In Sylvalan, a witch hunt is in full force. As witches and innocents are brutally murdered, magic is disappearing from the land, and the roads between the world of humans and that of faeries are vanishing one by one. Ari’s family has tended one of the Old Places, places which hold the key to travel between human and faery lands, for generations, keeping the magic alive and the land lush and fertile. Ari unknowingly takes a Fae lover, the Lord of the Sun, and immediately becomes the target of the unwanted interest of the faery nobility.
To save their world the Fae must trust humankind, but with a few exceptions they do not believe Ari and her friends can help them. Against the Inquisitor and the arrogant Fae, Ari and those who believe in the world of magic and human unravel the secrets of the Old Places and discover that they all need each other if any are to survive.
This is a story which uses all the myriad stories of humankind, good and evil, to weave a breathtaking tale of action, romance and thought-provoking themes to enthrall readers.
With my kind of reading slump lately, I decided to pick up a book I read a long time ago and has been sitting on my favorites list forever. I was absolutely thrilled to find that it has held up to my memory of a really great book. I was shocked when I discovered that this wasn’t even in my personal book database I keep track of my books in, which I started in 2012. That means I read this long before that. Probably only a few years after it was published as I remember reading the entire series back to back.
Like so many Anne Bishop books, this has deeper themes running through it if you are willing to look past the surface story. When I read this for the first time, I was in a perfect place personally to read the themes that form the basis of this story. The concepts of using people’s fears to push them to do terrible things, often couched in the veil of good vs. evil or religion when in reality the base motive is greed; women being treated as objects or unworthy of basic respect and decency and fighting against that. Some of this is more subtle than others, but it is there. There is more within the series, but I’m attempting to stay with just this book for now. Those concepts made me really think and view my world a little differently, which is something I really needed at the time and sparked a huge personal growth for me at the time.
I no longer needed these themes as I did the first round, but they still speak to me, even if it is a little differently this time. I can see different parallels to the way the world is today and I find those kinds of stories fascinating. Especially the concept of driving fears against “other” or “different” for personal gain.
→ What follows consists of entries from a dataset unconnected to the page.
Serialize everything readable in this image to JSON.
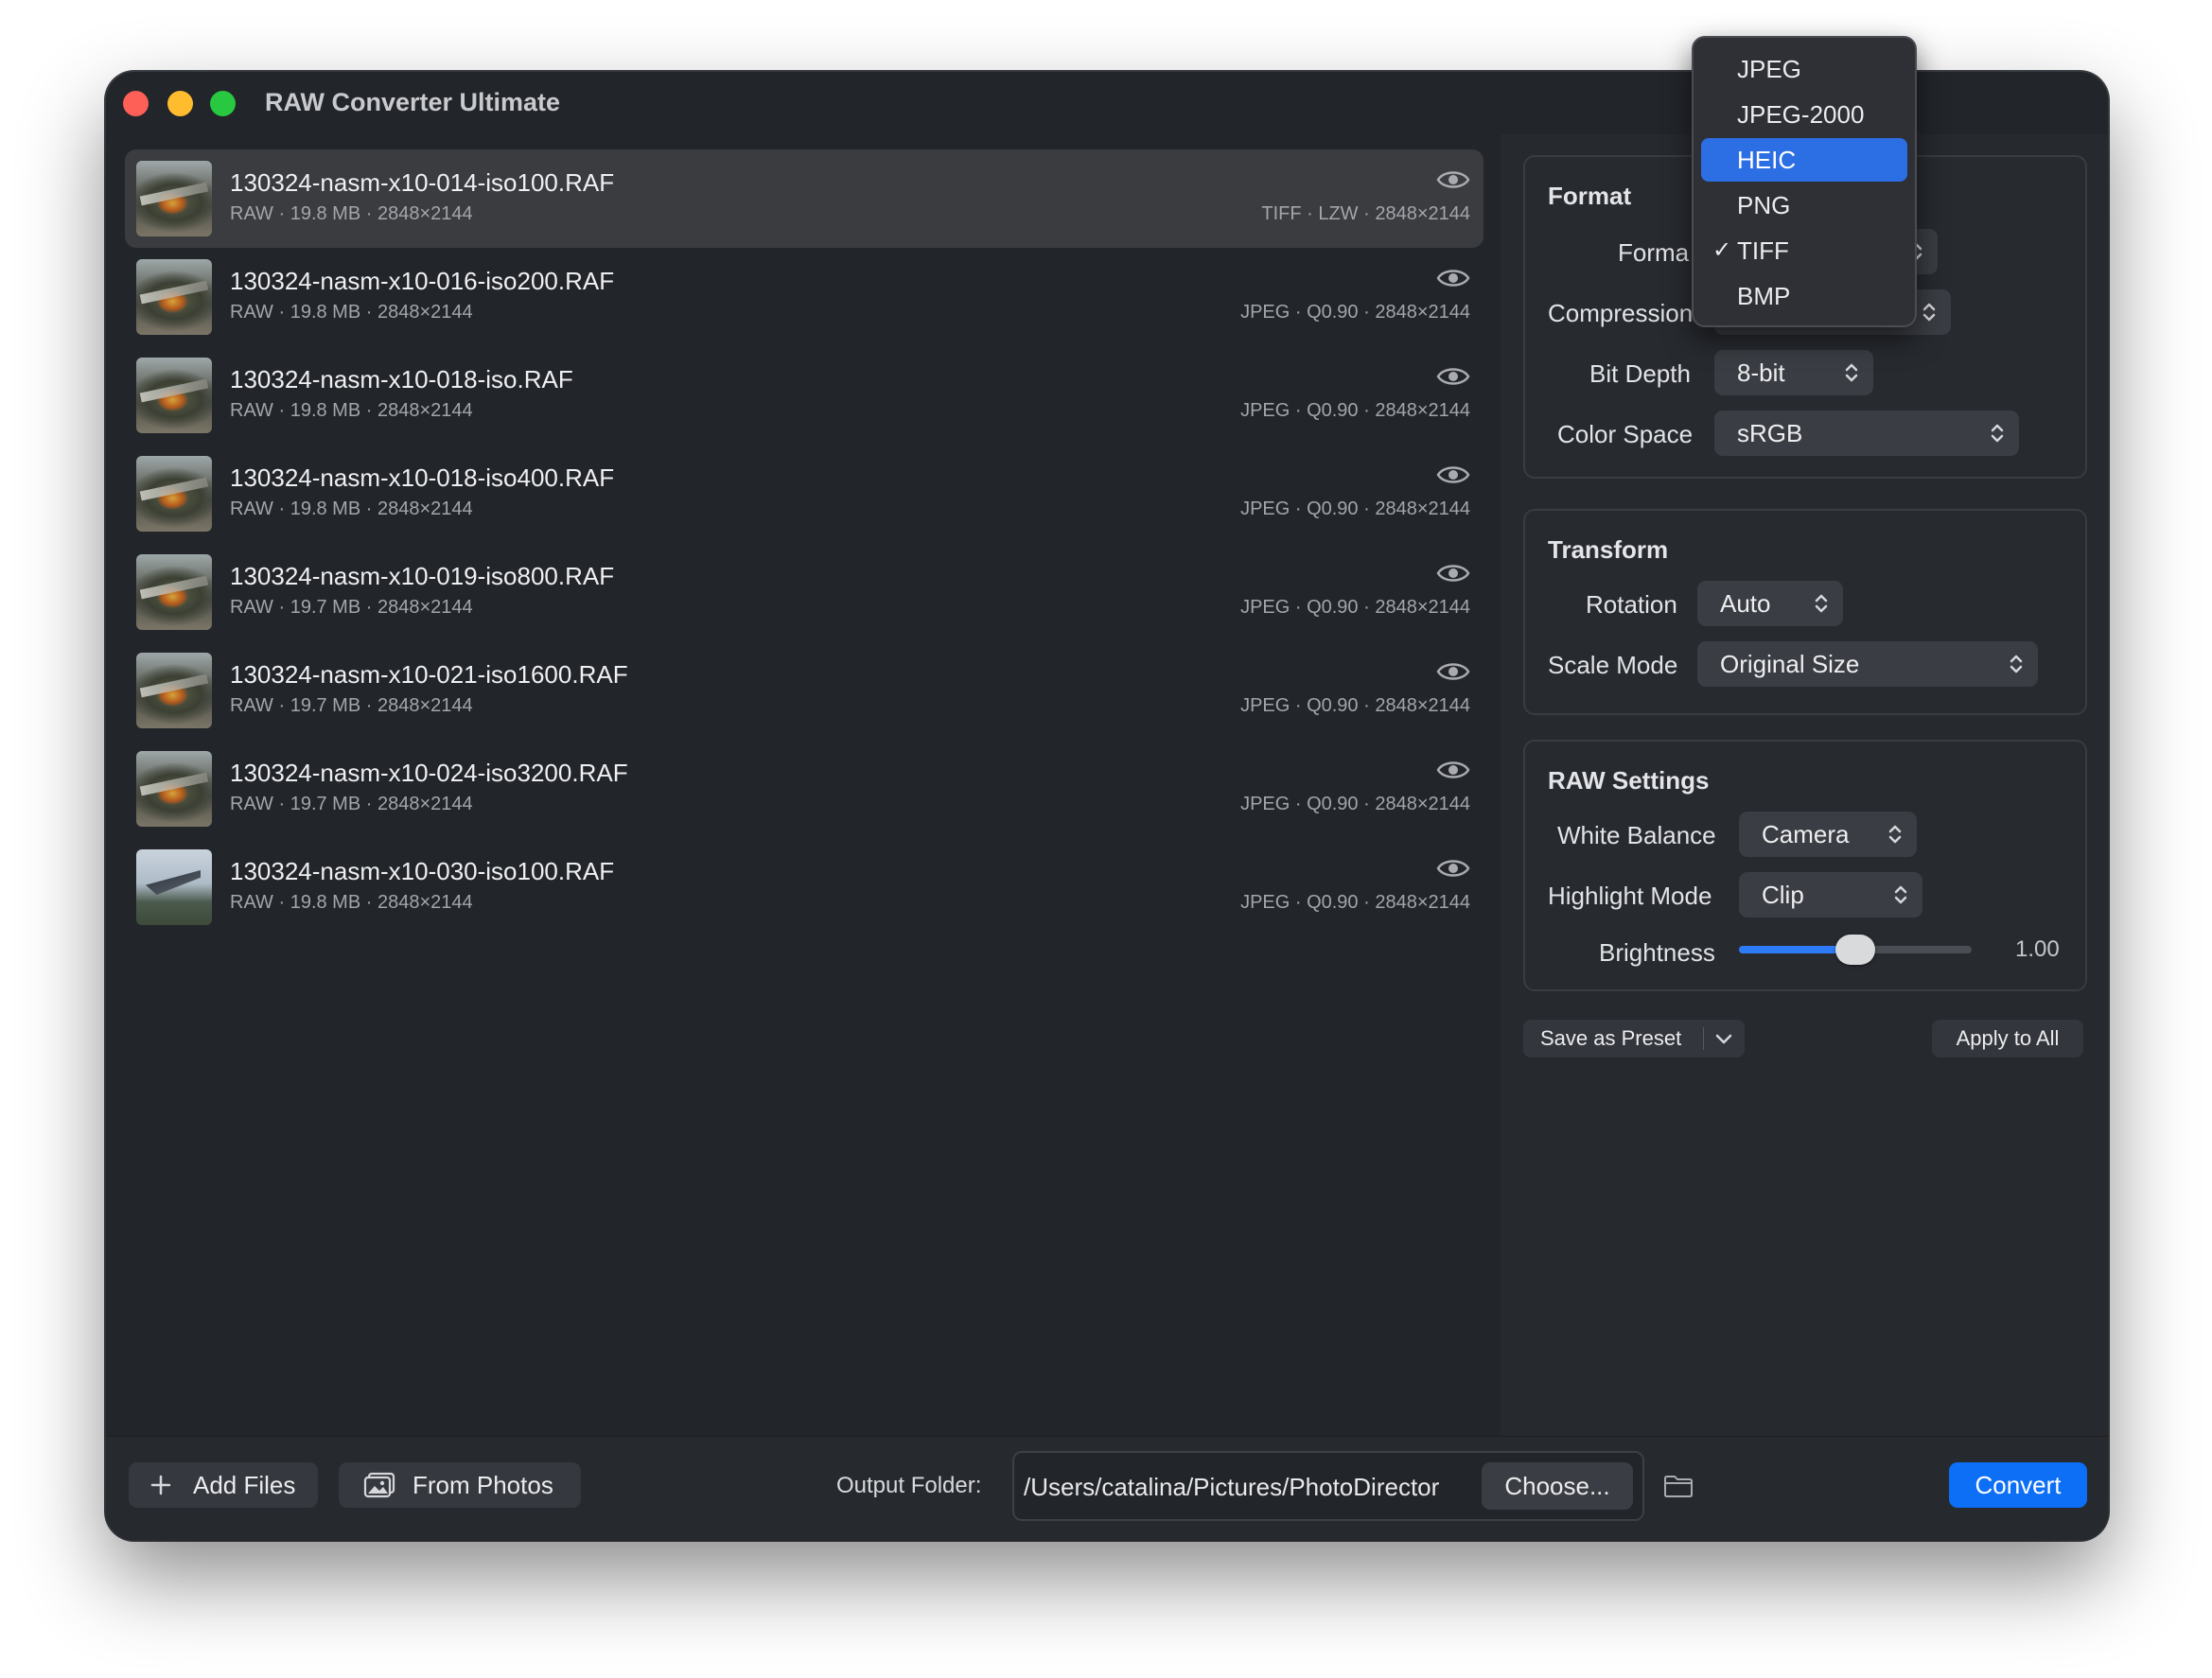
{
  "window": {
    "title": "RAW Converter Ultimate"
  },
  "files": [
    {
      "name": "130324-nasm-x10-014-iso100.RAF",
      "meta": "RAW · 19.8 MB · 2848×2144",
      "output": "TIFF · LZW · 2848×2144",
      "thumb": "rocket"
    },
    {
      "name": "130324-nasm-x10-016-iso200.RAF",
      "meta": "RAW · 19.8 MB · 2848×2144",
      "output": "JPEG · Q0.90 · 2848×2144",
      "thumb": "rocket"
    },
    {
      "name": "130324-nasm-x10-018-iso.RAF",
      "meta": "RAW · 19.8 MB · 2848×2144",
      "output": "JPEG · Q0.90 · 2848×2144",
      "thumb": "rocket"
    },
    {
      "name": "130324-nasm-x10-018-iso400.RAF",
      "meta": "RAW · 19.8 MB · 2848×2144",
      "output": "JPEG · Q0.90 · 2848×2144",
      "thumb": "rocket"
    },
    {
      "name": "130324-nasm-x10-019-iso800.RAF",
      "meta": "RAW · 19.7 MB · 2848×2144",
      "output": "JPEG · Q0.90 · 2848×2144",
      "thumb": "rocket"
    },
    {
      "name": "130324-nasm-x10-021-iso1600.RAF",
      "meta": "RAW · 19.7 MB · 2848×2144",
      "output": "JPEG · Q0.90 · 2848×2144",
      "thumb": "rocket"
    },
    {
      "name": "130324-nasm-x10-024-iso3200.RAF",
      "meta": "RAW · 19.7 MB · 2848×2144",
      "output": "JPEG · Q0.90 · 2848×2144",
      "thumb": "rocket"
    },
    {
      "name": "130324-nasm-x10-030-iso100.RAF",
      "meta": "RAW · 19.8 MB · 2848×2144",
      "output": "JPEG · Q0.90 · 2848×2144",
      "thumb": "plane"
    }
  ],
  "format_group": {
    "title": "Format",
    "format_label": "Forma",
    "compression_label": "Compression",
    "bit_depth_label": "Bit Depth",
    "bit_depth_value": "8-bit",
    "color_space_label": "Color Space",
    "color_space_value": "sRGB"
  },
  "transform_group": {
    "title": "Transform",
    "rotation_label": "Rotation",
    "rotation_value": "Auto",
    "scale_mode_label": "Scale Mode",
    "scale_mode_value": "Original Size"
  },
  "raw_group": {
    "title": "RAW Settings",
    "white_balance_label": "White Balance",
    "white_balance_value": "Camera",
    "highlight_mode_label": "Highlight Mode",
    "highlight_mode_value": "Clip",
    "brightness_label": "Brightness",
    "brightness_value": "1.00",
    "brightness_fraction": 0.5
  },
  "actions": {
    "save_preset": "Save as Preset",
    "apply_all": "Apply to All"
  },
  "bottom": {
    "add_files": "Add Files",
    "from_photos": "From Photos",
    "output_label": "Output Folder:",
    "output_path": "/Users/catalina/Pictures/PhotoDirector",
    "choose": "Choose...",
    "convert": "Convert"
  },
  "format_menu": {
    "items": [
      "JPEG",
      "JPEG-2000",
      "HEIC",
      "PNG",
      "TIFF",
      "BMP"
    ],
    "highlighted": "HEIC",
    "checked": "TIFF"
  },
  "colors": {
    "accent": "#0c6ff5",
    "highlight": "#2c6ee3",
    "background": "#22252a"
  }
}
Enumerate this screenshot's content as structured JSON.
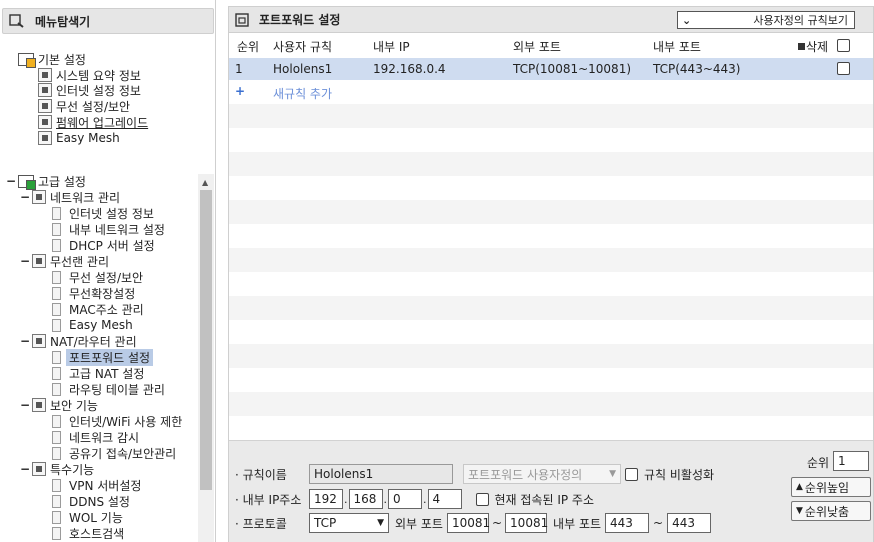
{
  "left": {
    "title": "메뉴탐색기",
    "basic": {
      "label": "기본 설정",
      "items": [
        "시스템 요약 정보",
        "인터넷 설정 정보",
        "무선 설정/보안",
        "펌웨어 업그레이드",
        "Easy Mesh"
      ]
    },
    "advanced": {
      "label": "고급 설정",
      "groups": [
        {
          "label": "네트워크 관리",
          "items": [
            "인터넷 설정 정보",
            "내부 네트워크 설정",
            "DHCP 서버 설정"
          ]
        },
        {
          "label": "무선랜 관리",
          "items": [
            "무선 설정/보안",
            "무선확장설정",
            "MAC주소 관리",
            "Easy Mesh"
          ]
        },
        {
          "label": "NAT/라우터 관리",
          "items": [
            "포트포워드 설정",
            "고급 NAT 설정",
            "라우팅 테이블 관리"
          ]
        },
        {
          "label": "보안 기능",
          "items": [
            "인터넷/WiFi 사용 제한",
            "네트워크 감시",
            "공유기 접속/보안관리"
          ]
        },
        {
          "label": "특수기능",
          "items": [
            "VPN 서버설정",
            "DDNS 설정",
            "WOL 기능",
            "호스트검색"
          ]
        }
      ]
    }
  },
  "right": {
    "title": "포트포워드 설정",
    "view_select": "사용자정의 규칙보기",
    "headers": {
      "num": "순위",
      "rule": "사용자 규칙",
      "ip": "내부 IP",
      "ext": "외부 포트",
      "int": "내부 포트",
      "del": "삭제"
    },
    "rows": [
      {
        "num": "1",
        "rule": "Hololens1",
        "ip": "192.168.0.4",
        "ext": "TCP(10081~10081)",
        "int": "TCP(443~443)"
      }
    ],
    "add_plus": "+",
    "add_label": "새규칙 추가"
  },
  "form": {
    "rule_name_label": "규칙이름",
    "rule_name_value": "Hololens1",
    "preset_select": "포트포워드 사용자정의",
    "disable_label": "규칙 비활성화",
    "ip_label": "내부 IP주소",
    "ip": [
      "192",
      "168",
      "0",
      "4"
    ],
    "current_ip_label": "현재 접속된 IP 주소",
    "proto_label": "프로토콜",
    "proto_value": "TCP",
    "ext_port_label": "외부 포트",
    "ext_from": "10081",
    "ext_to": "10081",
    "int_port_label": "내부 포트",
    "int_from": "443",
    "int_to": "443",
    "tilde": "~",
    "rank_label": "순위",
    "rank_value": "1",
    "rank_up": "순위높임",
    "rank_down": "순위낮춤"
  }
}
There are lots of different characters in this to follow and it is told from all those perspectives, which may be difficult for some readers. I enjoyed getting to see the story unfold from those various perspectives. I especially liked getting to see the thoughts from the Fae perspective and how they changed their views, or not, in some cases. While this is the first in a three book series, it ends cleanly without any cliffhangers.
The magic system in this seems to pull heavily from modern pagan/Wiccan practices and has a classic feel to it that I fell in love with the first time around and still held through this second reading years later. While I’m not surprised that I still loved this after all this time, it is Anne Bishop after all, I can say that it isn’t my favorite of hers. I’m not sure anything can top the Others series.